LE MONDE TELEVISION | Par Hélène Delye
Avec son bel accent du Sud, sans emphase, mais avec conviction, Célestin Freinet annonce : "L'intelligence ne saurait être séparée de la vie et du travail. Le travail doit être intégré à la vie. Il doit y avoir à la base de tout métier, de toute fonction, une préparation fondamentale, autant que possible polyvalente. C'est-à-dire qu'il faudra que l'école s'applique à préparer, dans l'individu, toutes les possibilités de chacun(...), tout ce qui ne se mesure pas."
En 1958, au cours d'une séance publique à Neuchâtel (Suisse), Freinet (1896-1966) s'adresse à des parents et à des enseignants pour exprimer les idées-forces de sa pédagogie. Il explique avec simplicité pourquoi il est essentiel pour les enseignants de chercher ensemble, de partager leurs découvertes, leurs savoirs, leurs réussites comme leurs échecs. "Freinet déprolétarise le métier d'enseignant. Il montre que l'enseignant est un chercheur, pas solitaire mais solidaire, qui doit mutualiser ses acquisitions avec d'autres. Et il doit être à ce titre respecté comme un véritable inventeur, commente Philippe Meirieu, professeur de sciences et pratiques de l'éducation à l'université de Lyon-II, avant d'ajouter : Freinet donne toute sa noblesse au métier d'enseignant."
Pour l'auteur de L'Ecole moderne française (1946), l'institution scolaire doit en premier lieu donner aux enfants l'amour du travail, et sauvegarder leur curiosité. Elle doit les mobiliser sur des enjeux intellectuels forts, difficiles, faire d'eux des citoyens, capables de s'exprimer, de dire leurs points de vue, de critiquer, de s'élever en pensant par eux-mêmes. "Aujourd'hui, on dit souvent qu'il faut que les élèves soient motivés pour qu'ils réussissent. Freinet est un des premiers à avoir dit l'inverse : qu'il faut qu'ils réussissent pour qu'ils soient motivés", résume M. Meirieu.
INTELLIGENCE ET MODERNITÉ
Intitulé L'Ecole moderne de Célestin Freinet en 1958, ce beau documentaire, réalisé par Séverine Liatard et Séverine Cassar, est bâti autour d'archives sonores provenant de l'une des allocutions du grand pédagogue de Vence (Alpes-Maritimes). Il est éclairé par les commentaires et les analyses de Philippe Meirieu, mais aussi par les souvenirs et les expériences de Guy Goupil et Michel Barré, deux anciens instituteurs du mouvement Freinet. Alors que le ministère de l'éducation s'apprête ces jours-ci à mettre en oeuvre une nouvelle réforme, le discours de Freinet, par sa modernité et son intelligence, résonne d'autant plus nettement. Il gagne encore davantage en limpidité, et en sensibilité.

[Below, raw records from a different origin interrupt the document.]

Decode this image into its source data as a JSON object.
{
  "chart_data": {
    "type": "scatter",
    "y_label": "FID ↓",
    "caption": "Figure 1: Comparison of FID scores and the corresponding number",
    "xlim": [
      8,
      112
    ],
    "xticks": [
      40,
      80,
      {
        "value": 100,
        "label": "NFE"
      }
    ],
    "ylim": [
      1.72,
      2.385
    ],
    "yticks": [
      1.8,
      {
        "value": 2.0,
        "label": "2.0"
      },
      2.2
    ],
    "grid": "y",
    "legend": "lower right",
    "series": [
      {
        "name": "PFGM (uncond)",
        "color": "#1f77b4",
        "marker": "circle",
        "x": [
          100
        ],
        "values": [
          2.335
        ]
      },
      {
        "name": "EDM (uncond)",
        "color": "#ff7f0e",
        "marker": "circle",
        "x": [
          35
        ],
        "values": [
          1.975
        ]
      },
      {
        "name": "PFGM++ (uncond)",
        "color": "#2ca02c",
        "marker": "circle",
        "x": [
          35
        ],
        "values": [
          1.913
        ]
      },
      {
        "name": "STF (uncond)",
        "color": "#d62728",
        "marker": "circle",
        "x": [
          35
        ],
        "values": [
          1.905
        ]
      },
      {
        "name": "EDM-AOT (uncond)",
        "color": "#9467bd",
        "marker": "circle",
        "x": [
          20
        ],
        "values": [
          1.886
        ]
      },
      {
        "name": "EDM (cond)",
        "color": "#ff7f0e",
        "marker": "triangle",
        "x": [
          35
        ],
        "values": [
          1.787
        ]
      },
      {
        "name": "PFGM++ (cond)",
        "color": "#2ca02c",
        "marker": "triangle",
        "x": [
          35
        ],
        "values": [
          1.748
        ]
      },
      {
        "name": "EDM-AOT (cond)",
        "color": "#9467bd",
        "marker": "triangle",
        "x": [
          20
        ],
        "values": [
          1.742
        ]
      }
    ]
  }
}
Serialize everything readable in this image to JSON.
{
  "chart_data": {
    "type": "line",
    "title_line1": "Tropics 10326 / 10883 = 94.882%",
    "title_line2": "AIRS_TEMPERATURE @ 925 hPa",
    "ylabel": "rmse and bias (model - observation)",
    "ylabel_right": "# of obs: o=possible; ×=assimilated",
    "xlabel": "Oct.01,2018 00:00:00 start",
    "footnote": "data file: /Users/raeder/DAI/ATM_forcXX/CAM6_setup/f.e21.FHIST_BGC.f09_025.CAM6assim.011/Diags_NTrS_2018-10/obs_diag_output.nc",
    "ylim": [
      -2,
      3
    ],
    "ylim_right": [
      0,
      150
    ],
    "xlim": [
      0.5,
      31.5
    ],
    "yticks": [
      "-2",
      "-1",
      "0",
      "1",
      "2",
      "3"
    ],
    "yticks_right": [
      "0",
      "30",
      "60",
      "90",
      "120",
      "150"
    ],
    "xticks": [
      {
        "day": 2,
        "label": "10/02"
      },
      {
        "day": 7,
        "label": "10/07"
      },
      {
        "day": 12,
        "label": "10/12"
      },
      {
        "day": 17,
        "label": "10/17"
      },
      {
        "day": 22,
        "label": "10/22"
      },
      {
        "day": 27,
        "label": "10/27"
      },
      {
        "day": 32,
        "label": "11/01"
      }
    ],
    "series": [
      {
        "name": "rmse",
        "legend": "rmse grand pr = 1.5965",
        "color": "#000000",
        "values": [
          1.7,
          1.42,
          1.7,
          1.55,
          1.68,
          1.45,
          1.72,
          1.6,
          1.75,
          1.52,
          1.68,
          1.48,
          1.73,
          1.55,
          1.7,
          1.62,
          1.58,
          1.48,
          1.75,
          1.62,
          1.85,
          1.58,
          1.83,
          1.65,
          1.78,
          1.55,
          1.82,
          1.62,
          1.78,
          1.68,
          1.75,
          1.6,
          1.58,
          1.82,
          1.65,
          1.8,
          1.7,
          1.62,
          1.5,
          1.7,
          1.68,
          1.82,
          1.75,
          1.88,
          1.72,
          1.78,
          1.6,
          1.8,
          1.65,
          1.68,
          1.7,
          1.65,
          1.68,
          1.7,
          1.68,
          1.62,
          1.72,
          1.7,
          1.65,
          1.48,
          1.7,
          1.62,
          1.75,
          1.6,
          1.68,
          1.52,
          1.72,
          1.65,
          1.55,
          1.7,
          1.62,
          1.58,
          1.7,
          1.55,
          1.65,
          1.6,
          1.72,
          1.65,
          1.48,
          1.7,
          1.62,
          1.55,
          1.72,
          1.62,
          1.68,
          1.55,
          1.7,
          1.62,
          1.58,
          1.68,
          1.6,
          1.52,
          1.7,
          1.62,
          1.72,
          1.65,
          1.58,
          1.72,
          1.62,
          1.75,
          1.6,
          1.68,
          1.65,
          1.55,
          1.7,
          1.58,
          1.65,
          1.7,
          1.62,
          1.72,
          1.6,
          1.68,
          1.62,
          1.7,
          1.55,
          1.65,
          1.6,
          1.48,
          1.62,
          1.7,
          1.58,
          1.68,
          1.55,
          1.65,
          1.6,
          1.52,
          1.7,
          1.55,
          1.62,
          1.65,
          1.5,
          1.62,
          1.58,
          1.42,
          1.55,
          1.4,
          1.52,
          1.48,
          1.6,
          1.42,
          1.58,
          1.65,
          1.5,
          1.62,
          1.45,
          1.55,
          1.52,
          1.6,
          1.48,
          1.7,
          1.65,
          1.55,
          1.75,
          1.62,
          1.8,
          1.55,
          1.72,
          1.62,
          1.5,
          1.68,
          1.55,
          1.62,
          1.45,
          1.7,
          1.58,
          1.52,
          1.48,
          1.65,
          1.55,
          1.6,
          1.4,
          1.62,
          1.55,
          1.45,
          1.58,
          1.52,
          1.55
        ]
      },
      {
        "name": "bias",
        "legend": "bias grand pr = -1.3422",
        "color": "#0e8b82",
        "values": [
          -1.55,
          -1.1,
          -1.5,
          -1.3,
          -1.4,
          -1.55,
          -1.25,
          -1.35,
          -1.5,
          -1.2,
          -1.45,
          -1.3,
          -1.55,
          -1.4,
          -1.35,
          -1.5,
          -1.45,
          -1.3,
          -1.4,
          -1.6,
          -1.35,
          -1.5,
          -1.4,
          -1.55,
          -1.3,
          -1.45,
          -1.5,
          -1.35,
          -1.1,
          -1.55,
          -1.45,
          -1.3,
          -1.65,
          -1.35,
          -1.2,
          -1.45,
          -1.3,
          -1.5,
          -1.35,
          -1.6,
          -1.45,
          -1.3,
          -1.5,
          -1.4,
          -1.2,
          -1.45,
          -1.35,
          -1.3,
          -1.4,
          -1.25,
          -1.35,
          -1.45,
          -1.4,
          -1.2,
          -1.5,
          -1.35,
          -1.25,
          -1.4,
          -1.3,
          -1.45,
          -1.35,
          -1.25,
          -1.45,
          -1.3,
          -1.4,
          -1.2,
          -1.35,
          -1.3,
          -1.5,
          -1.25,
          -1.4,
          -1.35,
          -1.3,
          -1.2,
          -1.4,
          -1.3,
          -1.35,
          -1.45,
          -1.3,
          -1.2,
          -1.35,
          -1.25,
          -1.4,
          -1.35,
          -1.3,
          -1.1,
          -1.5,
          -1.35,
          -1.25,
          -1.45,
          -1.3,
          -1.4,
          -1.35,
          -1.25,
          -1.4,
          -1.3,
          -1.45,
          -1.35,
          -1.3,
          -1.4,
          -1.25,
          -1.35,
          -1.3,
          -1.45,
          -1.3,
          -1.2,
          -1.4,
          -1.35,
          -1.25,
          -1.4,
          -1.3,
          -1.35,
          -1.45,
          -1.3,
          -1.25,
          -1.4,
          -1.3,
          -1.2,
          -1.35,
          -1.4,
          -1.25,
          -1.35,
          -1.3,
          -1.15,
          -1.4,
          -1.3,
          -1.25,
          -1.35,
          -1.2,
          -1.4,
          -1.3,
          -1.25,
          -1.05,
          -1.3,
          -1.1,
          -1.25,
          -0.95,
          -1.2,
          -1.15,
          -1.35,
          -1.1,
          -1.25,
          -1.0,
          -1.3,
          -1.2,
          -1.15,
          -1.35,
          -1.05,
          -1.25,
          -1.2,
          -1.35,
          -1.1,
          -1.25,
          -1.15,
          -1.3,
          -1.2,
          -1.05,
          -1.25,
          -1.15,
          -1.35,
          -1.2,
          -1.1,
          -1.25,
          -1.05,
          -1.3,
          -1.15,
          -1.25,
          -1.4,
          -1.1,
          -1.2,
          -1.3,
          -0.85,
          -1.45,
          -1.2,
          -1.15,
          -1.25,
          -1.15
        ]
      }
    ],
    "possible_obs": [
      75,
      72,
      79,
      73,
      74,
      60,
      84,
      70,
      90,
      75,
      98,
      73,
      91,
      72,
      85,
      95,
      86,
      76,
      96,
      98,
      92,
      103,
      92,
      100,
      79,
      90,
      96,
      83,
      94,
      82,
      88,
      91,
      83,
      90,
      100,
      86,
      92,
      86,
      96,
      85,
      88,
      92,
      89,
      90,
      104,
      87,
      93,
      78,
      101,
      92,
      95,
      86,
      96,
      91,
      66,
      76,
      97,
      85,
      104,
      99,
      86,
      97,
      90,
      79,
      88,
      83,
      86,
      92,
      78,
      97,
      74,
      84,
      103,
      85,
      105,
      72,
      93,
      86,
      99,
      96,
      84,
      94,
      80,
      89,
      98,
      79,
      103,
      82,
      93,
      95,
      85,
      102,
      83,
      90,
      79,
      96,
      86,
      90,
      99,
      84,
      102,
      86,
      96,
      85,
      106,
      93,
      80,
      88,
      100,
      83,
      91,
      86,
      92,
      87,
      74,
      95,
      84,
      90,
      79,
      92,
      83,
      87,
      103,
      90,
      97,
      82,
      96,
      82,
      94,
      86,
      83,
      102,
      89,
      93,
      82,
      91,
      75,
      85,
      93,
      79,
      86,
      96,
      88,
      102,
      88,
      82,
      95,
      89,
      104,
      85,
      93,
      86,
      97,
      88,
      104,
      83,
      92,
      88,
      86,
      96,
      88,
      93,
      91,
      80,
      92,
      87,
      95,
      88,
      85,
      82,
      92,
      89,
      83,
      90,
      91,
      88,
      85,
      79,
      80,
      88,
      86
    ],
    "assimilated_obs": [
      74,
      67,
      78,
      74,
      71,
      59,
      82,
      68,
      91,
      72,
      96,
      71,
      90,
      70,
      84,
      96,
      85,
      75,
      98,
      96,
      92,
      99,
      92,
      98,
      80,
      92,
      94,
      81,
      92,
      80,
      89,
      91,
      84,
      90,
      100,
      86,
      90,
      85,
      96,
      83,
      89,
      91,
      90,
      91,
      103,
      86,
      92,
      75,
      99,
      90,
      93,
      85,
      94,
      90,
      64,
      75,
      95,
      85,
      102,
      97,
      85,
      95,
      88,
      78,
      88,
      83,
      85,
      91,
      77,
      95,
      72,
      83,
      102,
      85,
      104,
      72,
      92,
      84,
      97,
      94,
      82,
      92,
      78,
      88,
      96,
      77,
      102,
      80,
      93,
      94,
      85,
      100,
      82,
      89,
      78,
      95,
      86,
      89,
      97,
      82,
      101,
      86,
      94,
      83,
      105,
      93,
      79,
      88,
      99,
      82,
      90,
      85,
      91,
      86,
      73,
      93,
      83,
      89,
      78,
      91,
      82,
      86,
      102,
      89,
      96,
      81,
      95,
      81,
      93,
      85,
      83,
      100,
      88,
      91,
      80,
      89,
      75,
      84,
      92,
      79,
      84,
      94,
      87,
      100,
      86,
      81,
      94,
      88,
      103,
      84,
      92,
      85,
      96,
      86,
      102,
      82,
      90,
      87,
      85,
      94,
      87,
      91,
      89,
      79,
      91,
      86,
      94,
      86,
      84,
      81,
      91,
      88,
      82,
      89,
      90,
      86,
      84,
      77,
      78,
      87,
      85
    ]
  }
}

Diffusé mardi 8 janvier dans "La Fabrique de l'histoire" d'Emmanuel Laurentin, ce documentaire vivifiant s'inscrit dans une semaine consacrée à l'histoire de l'éducation. Il est suivi, mercredi 9, d'une émission centrée sur des archives inédites de la radio et télévision scolaire diffusée en classe dans les années 1950-1960, et jeudi 10 d'un débat sur l'histoire du combat pour l'éducation féminine en France.
"L'Ecole moderne de Célestin Freinet en 1958", mardi 8 janvier dans "La Fabrique de l'histoire", à 9 heures, sur France Culture.